先の戦闘でロビンは俺を庇って負傷した。たいした怪我ではなかったのだが、重要なのは怪我の大きさじゃない。もちろん大怪我じゃなくてよかったけど。
−−−俺のせい。弱い俺のせいでロビンに怪我をさせたことが悔しかった。
「……いつになったら俺はロビンを守れるんだよ」
ぐっと拳をにぎりしめる。そうしないと泣きそうだ。カッコ悪い。弱い上に泣き虫なんて最悪だ。
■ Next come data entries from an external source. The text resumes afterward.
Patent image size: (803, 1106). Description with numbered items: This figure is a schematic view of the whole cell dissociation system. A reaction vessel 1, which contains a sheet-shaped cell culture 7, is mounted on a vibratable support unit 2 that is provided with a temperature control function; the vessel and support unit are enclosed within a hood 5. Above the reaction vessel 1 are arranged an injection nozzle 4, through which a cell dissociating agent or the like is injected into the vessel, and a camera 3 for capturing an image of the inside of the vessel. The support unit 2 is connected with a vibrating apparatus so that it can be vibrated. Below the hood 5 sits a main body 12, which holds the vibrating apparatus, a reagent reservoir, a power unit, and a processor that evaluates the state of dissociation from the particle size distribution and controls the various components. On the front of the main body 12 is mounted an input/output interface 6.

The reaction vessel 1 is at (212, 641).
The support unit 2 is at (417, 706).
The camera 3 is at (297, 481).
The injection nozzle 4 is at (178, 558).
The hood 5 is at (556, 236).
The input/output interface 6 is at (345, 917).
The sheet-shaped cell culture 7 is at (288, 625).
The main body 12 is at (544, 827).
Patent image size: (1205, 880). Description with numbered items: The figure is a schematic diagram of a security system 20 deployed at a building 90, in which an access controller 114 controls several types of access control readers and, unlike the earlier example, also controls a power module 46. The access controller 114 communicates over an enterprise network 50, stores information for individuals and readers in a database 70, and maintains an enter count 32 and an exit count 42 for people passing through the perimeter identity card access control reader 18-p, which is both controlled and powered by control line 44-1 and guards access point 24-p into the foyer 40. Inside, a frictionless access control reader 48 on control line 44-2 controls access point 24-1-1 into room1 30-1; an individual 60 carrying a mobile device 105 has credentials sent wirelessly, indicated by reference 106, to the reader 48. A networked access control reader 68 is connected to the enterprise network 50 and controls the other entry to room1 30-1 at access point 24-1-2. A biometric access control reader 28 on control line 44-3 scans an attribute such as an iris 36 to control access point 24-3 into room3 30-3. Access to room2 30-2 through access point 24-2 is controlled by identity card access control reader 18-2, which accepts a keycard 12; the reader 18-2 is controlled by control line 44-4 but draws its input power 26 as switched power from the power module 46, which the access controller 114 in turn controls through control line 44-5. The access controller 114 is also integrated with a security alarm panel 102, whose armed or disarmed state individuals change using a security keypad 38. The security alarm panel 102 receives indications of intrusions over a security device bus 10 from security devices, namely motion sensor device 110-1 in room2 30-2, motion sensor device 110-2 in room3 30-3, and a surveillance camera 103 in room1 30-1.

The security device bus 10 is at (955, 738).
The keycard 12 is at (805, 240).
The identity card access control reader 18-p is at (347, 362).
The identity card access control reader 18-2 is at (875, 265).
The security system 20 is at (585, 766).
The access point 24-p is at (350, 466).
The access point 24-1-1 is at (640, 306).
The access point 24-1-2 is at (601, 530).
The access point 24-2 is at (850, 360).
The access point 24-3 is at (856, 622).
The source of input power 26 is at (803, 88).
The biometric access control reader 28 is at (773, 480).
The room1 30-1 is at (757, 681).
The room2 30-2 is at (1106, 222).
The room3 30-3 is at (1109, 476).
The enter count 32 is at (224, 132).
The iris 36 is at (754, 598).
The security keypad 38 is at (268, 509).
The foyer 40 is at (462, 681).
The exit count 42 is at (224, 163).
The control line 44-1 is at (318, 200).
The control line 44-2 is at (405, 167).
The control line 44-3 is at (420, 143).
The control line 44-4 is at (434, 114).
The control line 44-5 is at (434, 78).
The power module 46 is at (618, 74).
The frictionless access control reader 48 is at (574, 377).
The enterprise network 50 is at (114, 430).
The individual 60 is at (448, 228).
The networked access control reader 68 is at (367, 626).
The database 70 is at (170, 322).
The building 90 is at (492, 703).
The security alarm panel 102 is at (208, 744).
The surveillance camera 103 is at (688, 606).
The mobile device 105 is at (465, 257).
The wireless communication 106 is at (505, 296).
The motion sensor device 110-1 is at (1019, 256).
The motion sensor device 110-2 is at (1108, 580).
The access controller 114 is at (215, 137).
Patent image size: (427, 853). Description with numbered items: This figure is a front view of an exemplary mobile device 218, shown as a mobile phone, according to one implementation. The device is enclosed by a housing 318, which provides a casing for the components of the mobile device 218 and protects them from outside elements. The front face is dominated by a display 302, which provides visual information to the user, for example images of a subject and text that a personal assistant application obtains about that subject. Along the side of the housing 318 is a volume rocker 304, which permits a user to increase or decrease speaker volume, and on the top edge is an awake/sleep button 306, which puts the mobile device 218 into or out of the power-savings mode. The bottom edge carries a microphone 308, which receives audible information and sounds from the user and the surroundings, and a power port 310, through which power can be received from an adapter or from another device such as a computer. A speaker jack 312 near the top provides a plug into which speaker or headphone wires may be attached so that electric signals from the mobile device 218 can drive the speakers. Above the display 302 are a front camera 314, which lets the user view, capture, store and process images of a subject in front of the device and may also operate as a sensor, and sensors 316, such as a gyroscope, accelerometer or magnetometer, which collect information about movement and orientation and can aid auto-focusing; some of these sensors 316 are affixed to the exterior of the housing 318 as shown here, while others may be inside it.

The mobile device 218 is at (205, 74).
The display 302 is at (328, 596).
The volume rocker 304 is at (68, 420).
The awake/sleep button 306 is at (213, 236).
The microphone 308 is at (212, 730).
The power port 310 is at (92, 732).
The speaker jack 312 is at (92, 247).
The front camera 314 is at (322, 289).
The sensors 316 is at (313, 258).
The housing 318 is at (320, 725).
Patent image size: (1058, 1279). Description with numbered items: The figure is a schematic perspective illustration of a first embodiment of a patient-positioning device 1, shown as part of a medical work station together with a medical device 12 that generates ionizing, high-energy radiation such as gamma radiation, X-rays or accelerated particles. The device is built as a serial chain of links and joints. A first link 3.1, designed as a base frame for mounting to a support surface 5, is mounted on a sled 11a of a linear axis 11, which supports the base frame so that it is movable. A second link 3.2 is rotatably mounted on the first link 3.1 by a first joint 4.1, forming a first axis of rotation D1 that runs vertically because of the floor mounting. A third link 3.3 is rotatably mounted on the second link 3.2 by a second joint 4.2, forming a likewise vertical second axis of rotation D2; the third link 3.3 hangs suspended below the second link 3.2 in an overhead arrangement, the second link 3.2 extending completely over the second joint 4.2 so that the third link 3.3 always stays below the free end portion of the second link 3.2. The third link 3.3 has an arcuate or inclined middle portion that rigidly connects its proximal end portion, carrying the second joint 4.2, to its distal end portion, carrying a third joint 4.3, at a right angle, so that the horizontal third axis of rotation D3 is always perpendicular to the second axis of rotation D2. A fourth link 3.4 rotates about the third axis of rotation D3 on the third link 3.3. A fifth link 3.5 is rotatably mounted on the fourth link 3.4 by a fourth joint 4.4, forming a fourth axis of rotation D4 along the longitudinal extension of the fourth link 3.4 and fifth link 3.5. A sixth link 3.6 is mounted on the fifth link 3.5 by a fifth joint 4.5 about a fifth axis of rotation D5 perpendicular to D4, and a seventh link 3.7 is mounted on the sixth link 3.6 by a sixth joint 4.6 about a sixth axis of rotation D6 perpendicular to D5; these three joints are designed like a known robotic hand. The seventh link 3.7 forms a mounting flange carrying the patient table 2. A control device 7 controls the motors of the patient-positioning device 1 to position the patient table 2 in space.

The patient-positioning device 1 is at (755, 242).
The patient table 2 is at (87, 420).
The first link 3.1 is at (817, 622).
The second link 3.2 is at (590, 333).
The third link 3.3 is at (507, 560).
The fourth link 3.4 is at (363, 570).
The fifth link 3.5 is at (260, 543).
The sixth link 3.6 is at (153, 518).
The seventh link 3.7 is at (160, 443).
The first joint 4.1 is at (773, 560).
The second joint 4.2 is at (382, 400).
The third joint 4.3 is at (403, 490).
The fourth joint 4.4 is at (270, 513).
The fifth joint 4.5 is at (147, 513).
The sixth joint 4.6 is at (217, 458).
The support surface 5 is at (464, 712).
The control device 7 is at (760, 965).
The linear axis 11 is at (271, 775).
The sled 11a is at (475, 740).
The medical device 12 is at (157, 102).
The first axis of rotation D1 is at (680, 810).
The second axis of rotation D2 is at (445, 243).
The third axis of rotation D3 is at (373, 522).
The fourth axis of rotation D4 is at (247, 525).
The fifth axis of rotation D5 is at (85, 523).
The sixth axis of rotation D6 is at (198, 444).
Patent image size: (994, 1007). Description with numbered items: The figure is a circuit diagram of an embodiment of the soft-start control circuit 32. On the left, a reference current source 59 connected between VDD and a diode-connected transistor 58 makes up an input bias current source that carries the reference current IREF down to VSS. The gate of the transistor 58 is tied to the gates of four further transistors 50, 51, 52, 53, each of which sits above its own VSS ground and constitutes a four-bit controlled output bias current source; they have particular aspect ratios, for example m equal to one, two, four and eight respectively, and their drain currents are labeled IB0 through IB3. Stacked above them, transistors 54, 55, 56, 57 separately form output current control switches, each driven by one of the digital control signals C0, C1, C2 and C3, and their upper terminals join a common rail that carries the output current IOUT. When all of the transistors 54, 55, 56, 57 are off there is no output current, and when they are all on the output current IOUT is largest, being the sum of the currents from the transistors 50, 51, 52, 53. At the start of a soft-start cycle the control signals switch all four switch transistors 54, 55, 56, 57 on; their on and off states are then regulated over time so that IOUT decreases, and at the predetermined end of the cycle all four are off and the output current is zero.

不意にふわっと頭を優しく撫でられた。ビックリして顔をあげるも、そこには誰もいなかった。まさか、と思い辺りをキョロキョロと見渡せば……
「ロビン」
背後の柱の影から目当ての人物が姿を現した。
「泣いているのかと思ったわ」
「泣かないよ」
「くすっ。そうね」
まるで全てを見透かすように、彼女は優しく微笑んだ。ふと、視線が彼女の左腕にいく。真っ白な包帯が綺麗に巻かれている。
「ごめん」
「怪我のことなら気にしないで。海賊なんだもの」
「でも不必要な怪我だ。俺の……俺のせいだ」
「そんなこと考えていたの?」
呆れたように彼女は息をはいた。
「それなら、私が貴方に守られた時も私は申し訳なく思うわ」
「え?」
「私のせいで貴方に怪我なんかさせたくないもの」
「っ」
優しい笑みと一緒にそんなこと言われたら何も言えなくなる。卑怯だ。……また自分が子供じみた思考だったと惨めになる。
「ロビン」
「なに?」
「…………ありがとう」
小さく呟くように発された俺の言葉にロビンは微笑んで、どういたしましてと返してくれた。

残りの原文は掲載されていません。